“对此我向两位执法员诚恳道歉,本以为律师已向报案人家属,解释清楚我们与此事无关。”
“但忽略了昨晚的时间,这才造成了律师没能与报案人家属及时沟通。”
“首先,我对报案人的遭遇深表同情。”
“其次,虽我们与报案人有过语言冲突,但基本是报案人一直在用语言,肢体动作羞辱,威胁我和我的朋友。”
“我想酒店里的监控可以证明这一点。”
“最后,你们可以调各路口,小区的监控,我们有充分不在场证明。”
“这一点我想执法队的同志已经调查清楚了,我就不再强调。
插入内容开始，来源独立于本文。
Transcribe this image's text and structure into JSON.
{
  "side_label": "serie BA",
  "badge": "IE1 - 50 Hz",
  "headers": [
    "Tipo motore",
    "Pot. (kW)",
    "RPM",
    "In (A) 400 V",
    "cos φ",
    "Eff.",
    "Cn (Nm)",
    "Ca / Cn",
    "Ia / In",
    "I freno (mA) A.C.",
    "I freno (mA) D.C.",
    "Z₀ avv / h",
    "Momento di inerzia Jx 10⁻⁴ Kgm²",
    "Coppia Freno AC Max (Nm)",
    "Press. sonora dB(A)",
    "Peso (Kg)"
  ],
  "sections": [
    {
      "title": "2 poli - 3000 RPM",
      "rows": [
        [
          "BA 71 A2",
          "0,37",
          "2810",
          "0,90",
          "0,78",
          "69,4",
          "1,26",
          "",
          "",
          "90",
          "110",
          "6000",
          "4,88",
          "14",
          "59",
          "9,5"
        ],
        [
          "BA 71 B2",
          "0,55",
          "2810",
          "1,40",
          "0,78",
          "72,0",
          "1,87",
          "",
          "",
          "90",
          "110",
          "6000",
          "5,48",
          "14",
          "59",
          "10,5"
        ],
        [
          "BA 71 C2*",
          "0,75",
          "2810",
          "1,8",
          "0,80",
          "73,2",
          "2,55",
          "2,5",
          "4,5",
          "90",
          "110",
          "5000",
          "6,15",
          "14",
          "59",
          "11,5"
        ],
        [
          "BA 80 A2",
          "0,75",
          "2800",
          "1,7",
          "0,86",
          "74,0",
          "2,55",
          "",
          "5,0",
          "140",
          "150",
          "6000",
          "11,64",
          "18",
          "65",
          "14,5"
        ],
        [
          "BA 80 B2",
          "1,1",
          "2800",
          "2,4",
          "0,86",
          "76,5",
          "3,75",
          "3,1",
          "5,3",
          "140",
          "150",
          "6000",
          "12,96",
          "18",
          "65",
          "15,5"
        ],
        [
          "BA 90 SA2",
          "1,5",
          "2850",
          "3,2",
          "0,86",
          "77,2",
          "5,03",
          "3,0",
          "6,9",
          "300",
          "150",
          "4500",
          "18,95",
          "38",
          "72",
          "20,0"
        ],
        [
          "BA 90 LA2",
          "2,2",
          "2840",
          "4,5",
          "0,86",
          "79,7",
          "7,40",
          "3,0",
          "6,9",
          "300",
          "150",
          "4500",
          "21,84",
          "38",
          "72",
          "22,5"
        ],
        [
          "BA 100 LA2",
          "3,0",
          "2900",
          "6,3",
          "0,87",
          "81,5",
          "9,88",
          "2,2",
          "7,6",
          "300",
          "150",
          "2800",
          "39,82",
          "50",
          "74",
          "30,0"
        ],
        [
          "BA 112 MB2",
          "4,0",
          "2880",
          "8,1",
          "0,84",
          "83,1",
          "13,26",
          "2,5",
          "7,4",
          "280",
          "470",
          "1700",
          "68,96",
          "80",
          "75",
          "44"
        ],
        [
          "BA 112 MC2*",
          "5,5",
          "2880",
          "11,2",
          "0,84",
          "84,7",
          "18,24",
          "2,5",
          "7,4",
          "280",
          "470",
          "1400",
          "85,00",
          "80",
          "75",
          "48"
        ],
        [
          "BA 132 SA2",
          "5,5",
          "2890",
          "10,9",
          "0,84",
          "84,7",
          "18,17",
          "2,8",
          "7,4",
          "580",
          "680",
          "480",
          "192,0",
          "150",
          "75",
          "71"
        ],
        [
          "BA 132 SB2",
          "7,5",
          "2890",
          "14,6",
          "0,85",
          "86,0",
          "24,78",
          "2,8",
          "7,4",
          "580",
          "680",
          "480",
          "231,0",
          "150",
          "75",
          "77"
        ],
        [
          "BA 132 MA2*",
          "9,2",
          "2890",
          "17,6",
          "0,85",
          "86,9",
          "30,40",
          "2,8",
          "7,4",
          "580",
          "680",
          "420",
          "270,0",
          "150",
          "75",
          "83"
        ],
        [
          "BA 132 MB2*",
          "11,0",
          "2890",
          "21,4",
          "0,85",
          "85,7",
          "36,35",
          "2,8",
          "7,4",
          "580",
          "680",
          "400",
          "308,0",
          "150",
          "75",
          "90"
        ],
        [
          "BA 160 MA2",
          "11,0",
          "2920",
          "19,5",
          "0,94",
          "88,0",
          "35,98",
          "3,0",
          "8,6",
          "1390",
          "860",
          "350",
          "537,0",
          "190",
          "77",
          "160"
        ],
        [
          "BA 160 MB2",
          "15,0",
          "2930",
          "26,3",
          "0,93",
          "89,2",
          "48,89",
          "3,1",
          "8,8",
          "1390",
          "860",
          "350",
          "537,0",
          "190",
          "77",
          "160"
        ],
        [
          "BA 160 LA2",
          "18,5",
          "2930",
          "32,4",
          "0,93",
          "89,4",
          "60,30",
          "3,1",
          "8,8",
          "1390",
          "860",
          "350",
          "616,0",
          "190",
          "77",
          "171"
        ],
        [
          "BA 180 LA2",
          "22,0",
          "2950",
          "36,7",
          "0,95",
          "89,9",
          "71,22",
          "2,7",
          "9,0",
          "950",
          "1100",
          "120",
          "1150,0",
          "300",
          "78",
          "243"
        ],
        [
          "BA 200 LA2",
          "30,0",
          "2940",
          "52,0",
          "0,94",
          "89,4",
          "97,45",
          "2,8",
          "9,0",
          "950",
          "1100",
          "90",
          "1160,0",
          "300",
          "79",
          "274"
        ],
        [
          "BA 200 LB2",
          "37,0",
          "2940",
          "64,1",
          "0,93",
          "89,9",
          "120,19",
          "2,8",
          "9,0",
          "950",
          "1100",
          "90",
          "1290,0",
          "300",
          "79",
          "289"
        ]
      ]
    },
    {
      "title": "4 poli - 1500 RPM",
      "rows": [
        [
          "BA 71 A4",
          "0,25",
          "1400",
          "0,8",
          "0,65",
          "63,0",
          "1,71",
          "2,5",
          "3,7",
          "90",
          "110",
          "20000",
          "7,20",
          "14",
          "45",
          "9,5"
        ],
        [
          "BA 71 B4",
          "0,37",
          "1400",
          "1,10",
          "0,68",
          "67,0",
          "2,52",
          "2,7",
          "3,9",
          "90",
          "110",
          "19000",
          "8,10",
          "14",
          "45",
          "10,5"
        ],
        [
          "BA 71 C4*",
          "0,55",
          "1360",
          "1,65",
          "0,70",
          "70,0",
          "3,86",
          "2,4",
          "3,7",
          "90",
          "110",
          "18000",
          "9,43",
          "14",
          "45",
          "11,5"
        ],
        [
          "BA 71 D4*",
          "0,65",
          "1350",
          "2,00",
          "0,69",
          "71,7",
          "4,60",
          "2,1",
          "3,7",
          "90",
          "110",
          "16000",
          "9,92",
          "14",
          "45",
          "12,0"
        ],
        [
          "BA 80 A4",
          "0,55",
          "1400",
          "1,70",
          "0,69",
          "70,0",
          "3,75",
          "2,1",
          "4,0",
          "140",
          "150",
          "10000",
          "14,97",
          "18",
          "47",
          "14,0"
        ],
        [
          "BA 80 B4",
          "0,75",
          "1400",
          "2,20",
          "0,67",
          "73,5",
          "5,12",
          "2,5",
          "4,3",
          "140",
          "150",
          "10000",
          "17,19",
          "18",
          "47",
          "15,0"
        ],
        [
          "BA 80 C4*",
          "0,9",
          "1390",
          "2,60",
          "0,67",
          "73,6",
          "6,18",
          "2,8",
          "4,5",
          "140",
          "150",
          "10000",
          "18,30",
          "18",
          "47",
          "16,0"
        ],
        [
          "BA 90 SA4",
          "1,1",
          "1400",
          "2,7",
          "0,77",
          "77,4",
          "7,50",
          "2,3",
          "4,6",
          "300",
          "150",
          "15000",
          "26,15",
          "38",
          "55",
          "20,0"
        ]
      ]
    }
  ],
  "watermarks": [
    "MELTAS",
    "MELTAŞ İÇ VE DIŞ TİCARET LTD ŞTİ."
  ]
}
”
“你放屁,就是你打的,我儿子认得你们的身形。”对面那妇人站起身指着李天一嘶吼道。
李天一丝毫不恼,淡淡回道:“这位女同志,请注意你的行为和语气。”
“说话要讲证据,没证据你就是污蔑。”
“还有,我不是你的谁,注意和我说话的态度。”
“这里是讲证据,讲法律的地方,不是谁嗓门大,谁不要脸就有理的地方。”
转头看向执法员:“执法员同志,前天晚上我们吃完饭就回了公司安排的宿舍,随后我与雇主女儿回了她们的别墅。”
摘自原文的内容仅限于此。